In der Nacht vom 22. auf den 23. Mai traf ein Drohnenangriff aus der Ukraine eine der zehn russischen Frühwarn-Radaranlagen, bei Armawir im Südwesten des Landes. Am 26. Mai folgte ein zweiter Angriff auf eine Radaranlage in Orsk (bei Orenburg), ein dritter richtete sich am 29. Mai erneut gegen Armawir, wobei die letzten beiden Angriffe keine nennenswerten Schäden verursacht haben sollen.
Die Angriffe richten sich gegen Rußlands hochentwickeltes Radarnetzwerk, das es ermöglicht, anfliegende Interkontinentalraketen rechtzeitig zu erkennen und darauf zu reagieren. Führende Experten auf diesem Gebiet gehen davon aus, daß eine Blendung Rußlands an einem oder mehreren dieser Radarstandorte die Schwelle für einen Nuklearkrieg senkt, denn die verfügbare Reaktionszeit würde dadurch drastisch verkürzt, von etwa 15 Minuten nach der Entdeckung auf etwa 10 Minuten oder weniger. Damit bliebe kaum Zeit, um mit Sicherheit festzustellen, ob es sich bei einem gemeldeten Raketenbeschuß um einen Fehlalarm oder einen tatsächlichen Angriff handelt. Laut Rußlands Doktrin der nuklearen Kriegsführung wird ein Fehlalarm ignoriert, aber im zweiten Fall mit der vollen Wucht der Atomstreitkräfte reagiert.
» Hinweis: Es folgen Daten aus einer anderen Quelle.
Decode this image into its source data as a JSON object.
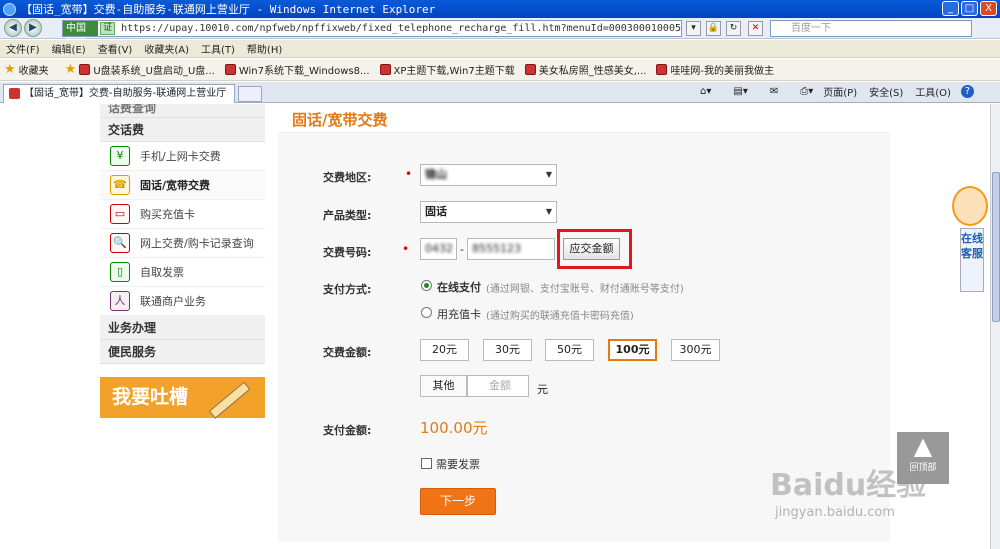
{
  "window": {
    "title": "【固话_宽带】交费-自助服务-联通网上营业厅 - Windows Internet Explorer",
    "min": "_",
    "max": "□",
    "close": "X"
  },
  "address": {
    "tag": "中国联通官网",
    "cert": "证",
    "url": "https://upay.10010.com/npfweb/npffixweb/fixed_telephone_recharge_fill.htm?menuId=000300010005",
    "search_placeholder": "百度一下"
  },
  "menu": [
    "文件(F)",
    "编辑(E)",
    "查看(V)",
    "收藏夹(A)",
    "工具(T)",
    "帮助(H)"
  ],
  "favorites": {
    "label": "收藏夹",
    "items": [
      "U盘装系统_U盘启动_U盘...",
      "Win7系统下载_Windows8...",
      "XP主题下载,Win7主题下载",
      "美女私房照_性感美女,...",
      "哇哇网-我的美丽我做主"
    ]
  },
  "tab": {
    "label": "【固话_宽带】交费-自助服务-联通网上营业厅"
  },
  "toolbar_right": {
    "page": "页面(P)",
    "safety": "安全(S)",
    "tools": "工具(O)",
    "help": "?"
  },
  "sidebar": {
    "cat_top": "话费查询",
    "cat_pay": "交话费",
    "items": [
      {
        "label": "手机/上网卡交费",
        "icon": "¥"
      },
      {
        "label": "固话/宽带交费",
        "icon": "☎"
      },
      {
        "label": "购买充值卡",
        "icon": "▭"
      },
      {
        "label": "网上交费/购卡记录查询",
        "icon": "🔍"
      },
      {
        "label": "自取发票",
        "icon": "▯"
      },
      {
        "label": "联通商户业务",
        "icon": "人"
      }
    ],
    "cat_business": "业务办理",
    "cat_service": "便民服务",
    "banner": "我要吐槽"
  },
  "form": {
    "heading": "固话/宽带交费",
    "area_label": "交费地区:",
    "area_value": "锦山",
    "product_label": "产品类型:",
    "product_value": "固话",
    "number_label": "交费号码:",
    "area_code": "0432",
    "dash": "-",
    "number": "8555123",
    "query_button": "应交金额",
    "pay_method_label": "支付方式:",
    "online_label": "在线支付",
    "online_hint": "(通过网银、支付宝账号、财付通账号等支付)",
    "card_label": "用充值卡",
    "card_hint": "(通过购买的联通充值卡密码充值)",
    "amount_label": "交费金额:",
    "amounts": [
      "20元",
      "30元",
      "50元",
      "100元",
      "300元"
    ],
    "selected_amount": "100元",
    "other_label": "其他",
    "amount_placeholder": "金额",
    "unit": "元",
    "total_label": "支付金额:",
    "total_value": "100.00元",
    "invoice_label": "需要发票",
    "next_button": "下一步"
  },
  "customer_service": {
    "label": "在线客服"
  },
  "to_top": {
    "label": "回顶部"
  },
  "watermark": {
    "main": "Baidu经验",
    "sub": "jingyan.baidu.com"
  }
}
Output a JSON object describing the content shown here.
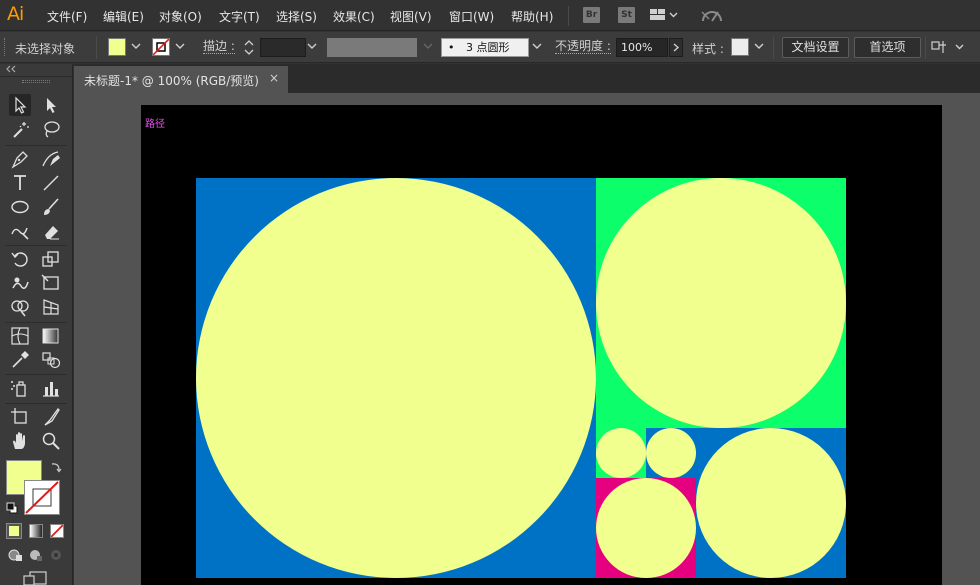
{
  "app": {
    "logo": "Ai",
    "menus": [
      "文件(F)",
      "编辑(E)",
      "对象(O)",
      "文字(T)",
      "选择(S)",
      "效果(C)",
      "视图(V)",
      "窗口(W)",
      "帮助(H)"
    ],
    "bridge_badge": "Br",
    "stock_badge": "St"
  },
  "control": {
    "selection_status": "未选择对象",
    "stroke_label": "描边 :",
    "brush_value": "3 点圆形",
    "brush_bullet": "•",
    "opacity_label": "不透明度 :",
    "opacity_value": "100%",
    "style_label": "样式 :",
    "doc_settings_button": "文档设置",
    "preferences_button": "首选项"
  },
  "tab": {
    "title": "未标题-1* @ 100% (RGB/预览)",
    "close": "×"
  },
  "canvas": {
    "path_label": "路径"
  },
  "colors": {
    "fill": "#f1ff8e",
    "blue": "#0072c6",
    "green": "#0cff6a",
    "magenta": "#e5007f",
    "artboard": "#000000",
    "accent_logo": "#ff9a00",
    "path_label": "#e84ef2"
  },
  "icons": {
    "selection": "selection-tool-icon",
    "direct_selection": "direct-selection-tool-icon",
    "magic_wand": "magic-wand-icon",
    "lasso": "lasso-icon",
    "pen": "pen-tool-icon",
    "curvature": "curvature-tool-icon",
    "type": "type-tool-icon",
    "line": "line-tool-icon",
    "ellipse": "ellipse-tool-icon",
    "paintbrush": "paintbrush-icon",
    "shaper": "shaper-tool-icon",
    "eraser": "eraser-icon",
    "rotate": "rotate-tool-icon",
    "scale": "scale-tool-icon",
    "warp": "warp-tool-icon",
    "free_transform": "free-transform-icon",
    "shape_builder": "shape-builder-icon",
    "perspective": "perspective-grid-icon",
    "mesh": "mesh-tool-icon",
    "gradient": "gradient-tool-icon",
    "eyedropper": "eyedropper-icon",
    "blend": "blend-tool-icon",
    "symbol_sprayer": "symbol-sprayer-icon",
    "graph": "graph-tool-icon",
    "artboard": "artboard-tool-icon",
    "slice": "slice-tool-icon",
    "hand": "hand-tool-icon",
    "zoom": "zoom-tool-icon"
  }
}
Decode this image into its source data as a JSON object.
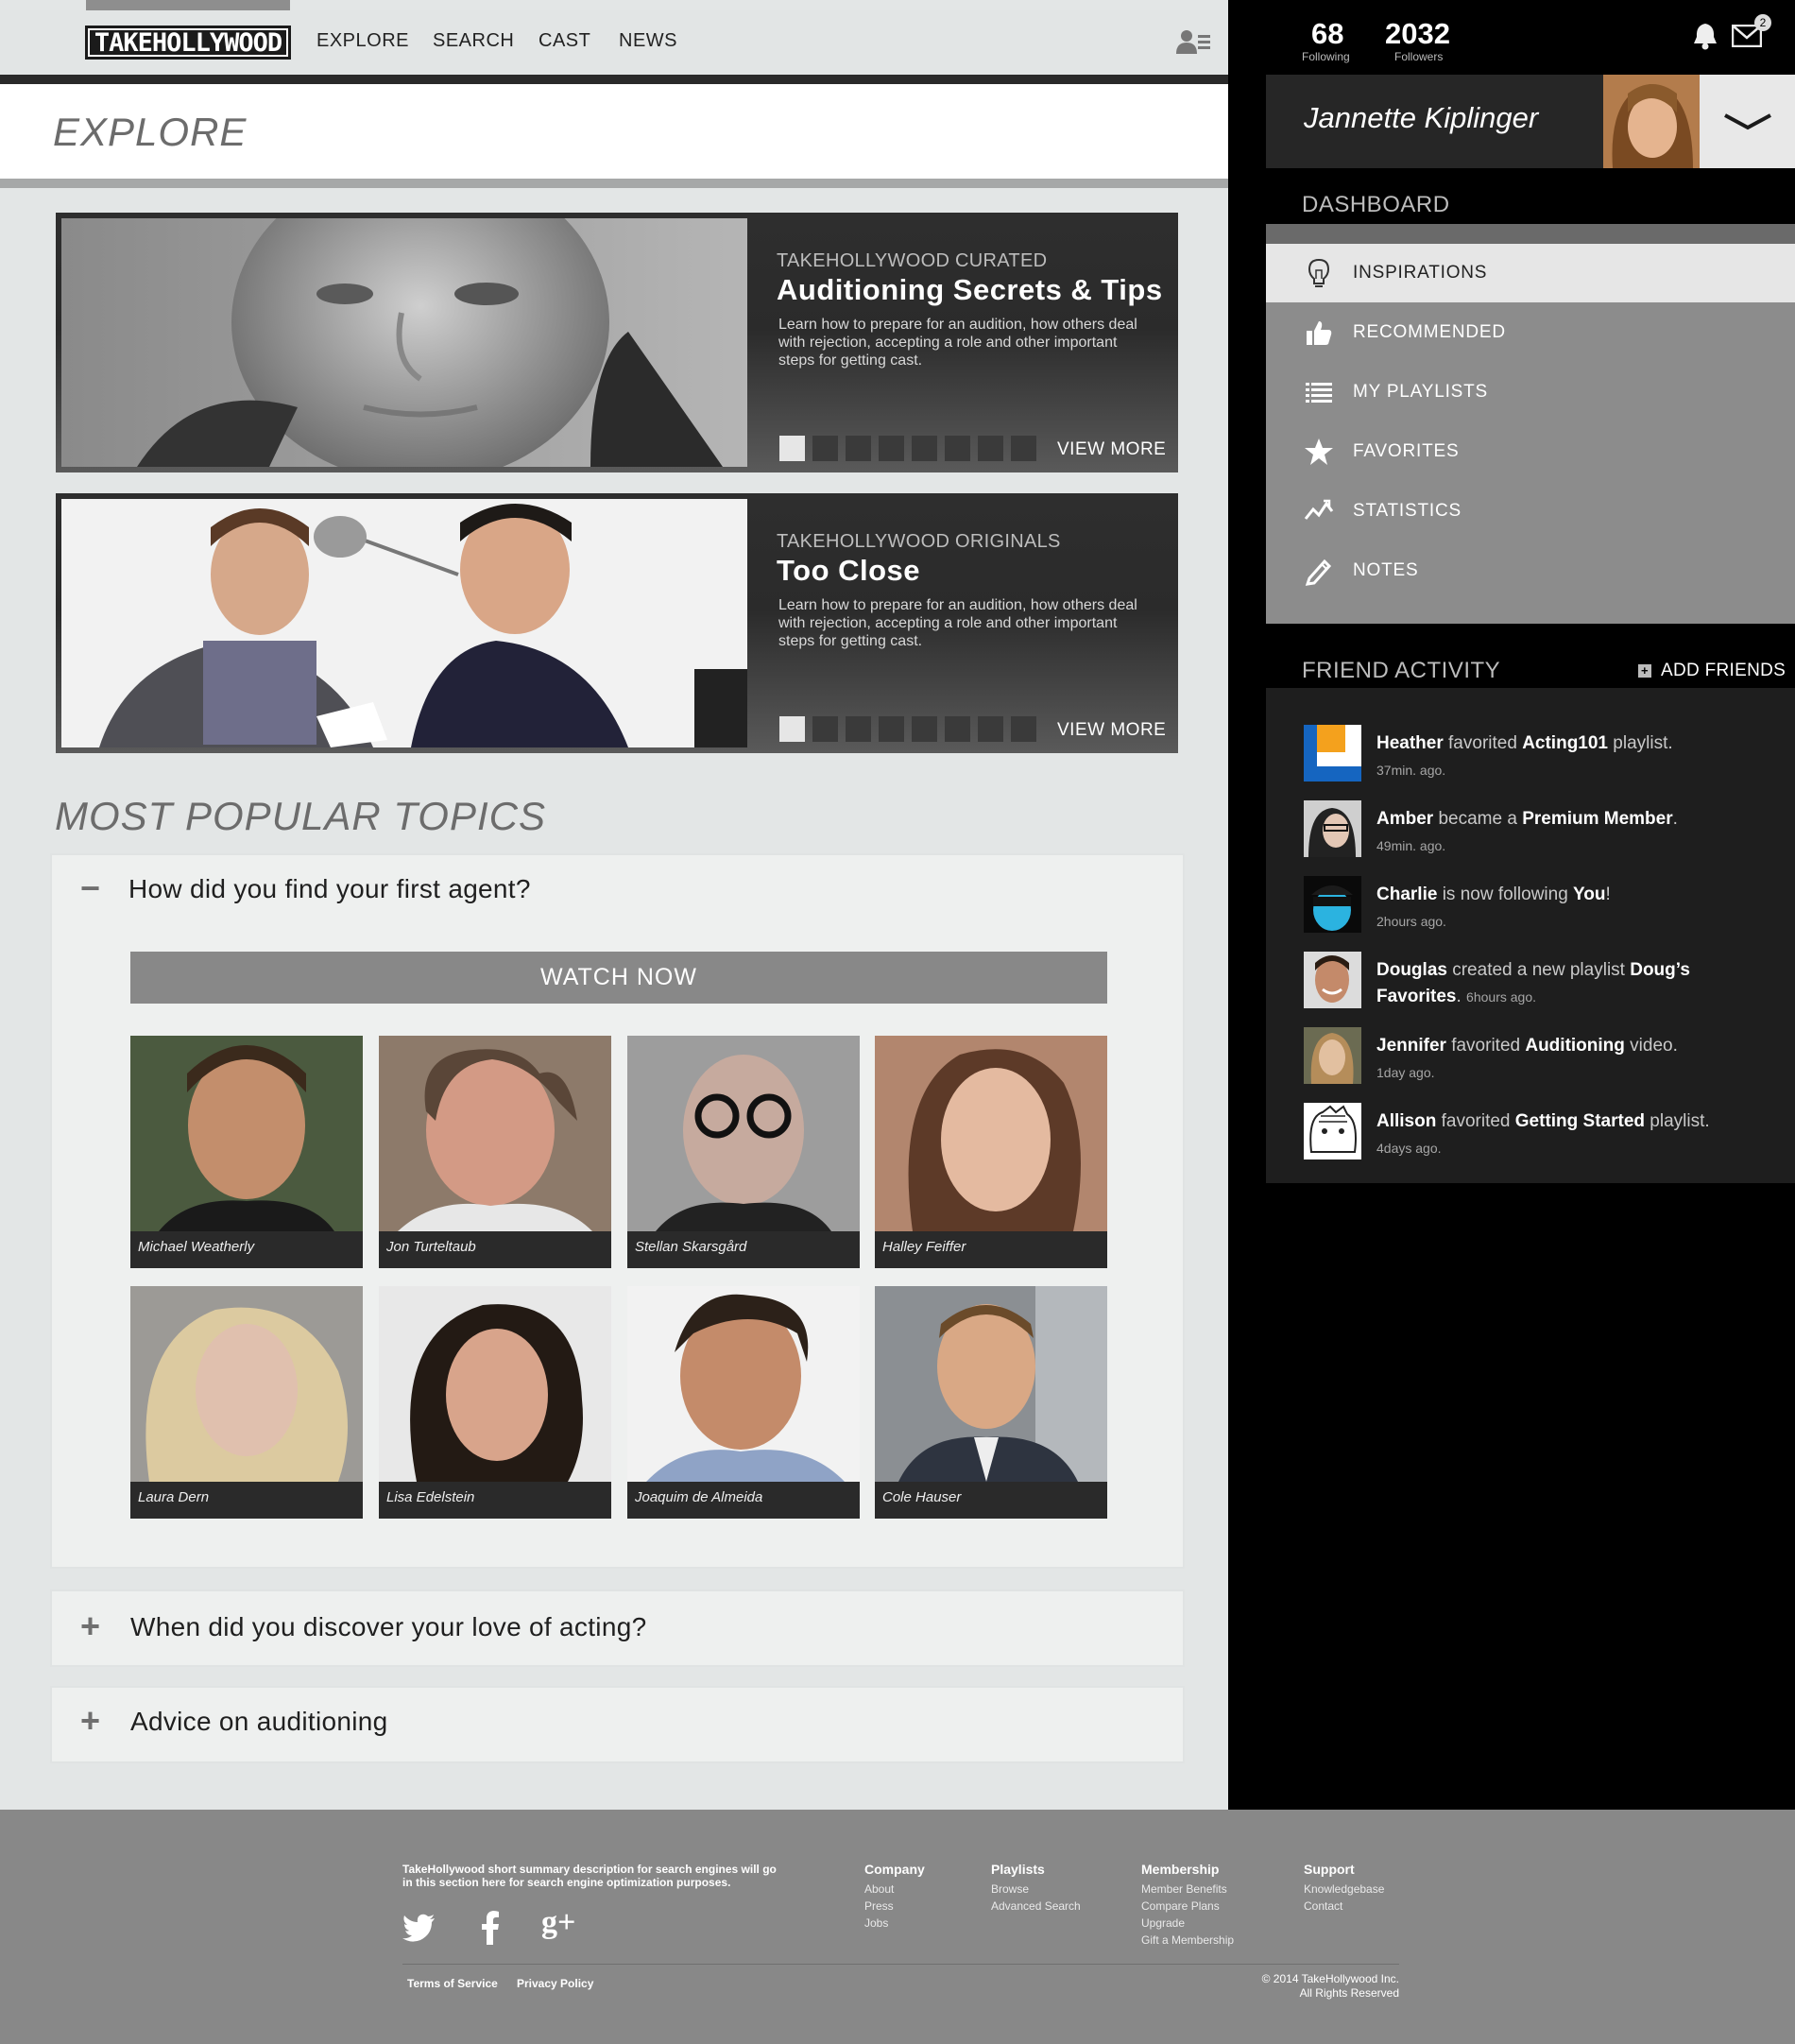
{
  "nav": {
    "logo": "TAKEHOLLYWOOD",
    "links": [
      "EXPLORE",
      "SEARCH",
      "CAST",
      "NEWS"
    ]
  },
  "page_title": "EXPLORE",
  "features": [
    {
      "eyebrow": "TAKEHOLLYWOOD CURATED",
      "title": "Auditioning Secrets & Tips",
      "desc": "Learn how to prepare for an audition, how others deal with rejection, accepting a role and other important steps for getting cast.",
      "more": "VIEW MORE"
    },
    {
      "eyebrow": "TAKEHOLLYWOOD ORIGINALS",
      "title": "Too Close",
      "desc": "Learn how to prepare for an audition, how others deal with rejection, accepting a role and other important steps for getting cast.",
      "more": "VIEW MORE"
    }
  ],
  "popular": {
    "title": "MOST POPULAR TOPICS",
    "topics": [
      {
        "question": "How did you find your first agent?",
        "toggle": "−"
      },
      {
        "question": "When did you discover your love of acting?",
        "toggle": "+"
      },
      {
        "question": "Advice on auditioning",
        "toggle": "+"
      }
    ],
    "watch_label": "WATCH NOW",
    "people": [
      "Michael Weatherly",
      "Jon Turteltaub",
      "Stellan Skarsgård",
      "Halley Feiffer",
      "Laura Dern",
      "Lisa Edelstein",
      "Joaquim de Almeida",
      "Cole Hauser"
    ]
  },
  "sidebar": {
    "following_count": "68",
    "following_label": "Following",
    "followers_count": "2032",
    "followers_label": "Followers",
    "mail_badge": "2",
    "user_name": "Jannette Kiplinger",
    "dashboard_title": "DASHBOARD",
    "dashboard_items": [
      {
        "label": "INSPIRATIONS",
        "icon": "lightbulb-icon"
      },
      {
        "label": "RECOMMENDED",
        "icon": "thumbs-up-icon"
      },
      {
        "label": "MY PLAYLISTS",
        "icon": "list-icon"
      },
      {
        "label": "FAVORITES",
        "icon": "star-icon"
      },
      {
        "label": "STATISTICS",
        "icon": "chart-icon"
      },
      {
        "label": "NOTES",
        "icon": "pencil-icon"
      }
    ],
    "friend_activity_title": "FRIEND ACTIVITY",
    "add_friends": "ADD FRIENDS",
    "activity": [
      {
        "name": "Heather",
        "action": " favorited ",
        "target": "Acting101",
        "suffix": " playlist.",
        "time": "37min. ago."
      },
      {
        "name": "Amber",
        "action": " became a ",
        "target": "Premium Member",
        "suffix": ".",
        "time": "49min. ago."
      },
      {
        "name": "Charlie",
        "action": " is now following ",
        "target": "You",
        "suffix": "!",
        "time": "2hours ago."
      },
      {
        "name": "Douglas",
        "action": " created a new playlist ",
        "target": "Doug’s Favorites",
        "suffix": ".",
        "time": "6hours ago."
      },
      {
        "name": "Jennifer",
        "action": " favorited ",
        "target": "Auditioning",
        "suffix": " video.",
        "time": "1day ago."
      },
      {
        "name": "Allison",
        "action": " favorited ",
        "target": "Getting Started",
        "suffix": " playlist.",
        "time": "4days ago."
      }
    ]
  },
  "footer": {
    "description": "TakeHollywood short summary description for  search engines will go in this section here for search engine optimization purposes.",
    "columns": [
      {
        "heading": "Company",
        "links": [
          "About",
          "Press",
          "Jobs"
        ]
      },
      {
        "heading": "Playlists",
        "links": [
          "Browse",
          "Advanced Search"
        ]
      },
      {
        "heading": "Membership",
        "links": [
          "Member Benefits",
          "Compare Plans",
          "Upgrade",
          "Gift a Membership"
        ]
      },
      {
        "heading": "Support",
        "links": [
          "Knowledgebase",
          "Contact"
        ]
      }
    ],
    "terms": "Terms of Service",
    "privacy": "Privacy Policy",
    "copyright": "© 2014 TakeHollywood Inc.",
    "rights": "All Rights Reserved"
  }
}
Präsident Wladimir Putin hat deutlich gemacht, daß er solche Verrücktheiten nicht auf die leichte Schulter nimmt – und daß er davon ausgeht, daß hinter den Angriffen nicht allein ukrainische Stellen stecken, sondern „Vertreter von NATO-Staaten“. Auf seiner Pressekonferenz am 28. Mai nach seinen politischen Gesprächen in Usbekistan sprach Putin von der Zeit, in der er einmal mit NATO-Generalsekretär Stoltenberg zusammenarbeitete und dieser „nicht an Demenz litt“. Wenn Stoltenberg von der Möglichkeit spreche, „das russische Territorium mit hochpräzisen Langstreckenwaffen anzugreifen“, dann könne nur ein Narr nicht wissen, daß solche Angriffe mit „weltraumgestützten Aufklärungsinstrumenten“ und durch „hochqualifizierte Spezialisten“ der Entwicklung solcher Systeme durchgeführt werden. „…diese Aufgabe wird nicht von ukrainischen Soldaten erledigt, sondern von Vertretern der NATO-Staaten. Diese Vertreter der NATO-Staaten, insbesondere in Europa…, sollten sich also bewußt sein, womit sie spielen.“
Putin geht also davon aus, daß er gegen die NATO kämpft.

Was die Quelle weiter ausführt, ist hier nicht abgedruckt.